Determine what your postage rates should be for most users.
In the UK Royal Mail divides the world up into a limited number of areas so it’s possible to price for the entire world without too much effort. If you don’t have everywhere covered there is the possibility you will lose sales as users have to request a price.
Have great documentation.
From required parts list to assembly instructions, ensure that users can help themselves. Doing this up front will greatly reduce the amount of effort you have to expend on supporting those who buy your products.
Some countries postal systems are extremely slow.
Canada for me is the stand out here - despite being not much further in terms of distance, shipping to Canada takes far longer for deliveries to arrive than the USA. Far longer than the royal mail estimates would suggest! On one occasion I shipped a replacement product when it would have been better to advise the person to wait on longer.
Publicise as best you can
Publicise your product as best you can on social media, blogs, YouTube etc to drum up sales.
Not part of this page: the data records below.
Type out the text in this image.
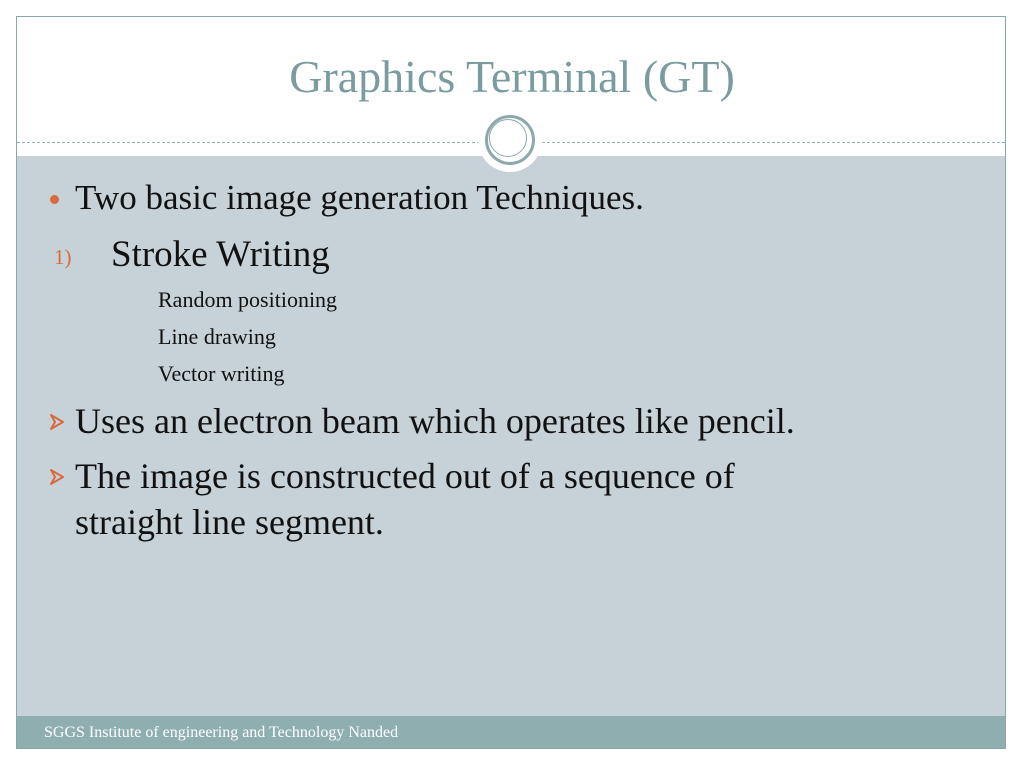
Graphics Terminal (GT)
Two basic image generation Techniques.
1) Stroke Writing
Random positioning
Line drawing
Vector writing
Uses an electron beam which operates like pencil.
The image is constructed out of a sequence of
straight line segment.
SGGS Institute of engineering and Technology Nanded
As previously mentioned it is very unlikely people will find your product simply by stumbling across it.
Packaging materials can be bought very cheaply on bulk
Jiffy bags, antistatic bags and other supplies can be bought very cheaply in bulk online.
Take note of how large your package is
Significant cost savings can be made by ensuring that your parcel is under the large letter size (in the UK), or at least no larger than it needs to be.
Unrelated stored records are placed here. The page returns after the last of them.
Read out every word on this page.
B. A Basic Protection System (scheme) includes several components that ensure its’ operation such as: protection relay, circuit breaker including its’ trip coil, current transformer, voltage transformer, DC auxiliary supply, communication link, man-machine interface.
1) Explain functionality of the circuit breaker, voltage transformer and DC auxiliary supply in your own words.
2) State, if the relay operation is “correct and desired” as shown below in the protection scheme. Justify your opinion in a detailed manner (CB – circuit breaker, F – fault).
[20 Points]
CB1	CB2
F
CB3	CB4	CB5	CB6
Why I ultimately decided to stop selling on Tindie
I’d never really intended to get into the retro computer parts business, and was selling the items for only a very small profit. Ultimately, the amount of time I was spending packing items, standing in queues at the post office and the responding to support queries didn’t justify the small amount of money I was making. This was OK to start with but eventually started to grate. When not doing my day job, I want to be spending my time on fun new projects, but was stuffing envelopes and answering queries. Once my stocks exhausted I called it a day and marked the products as retired, and breathed a sigh of relief!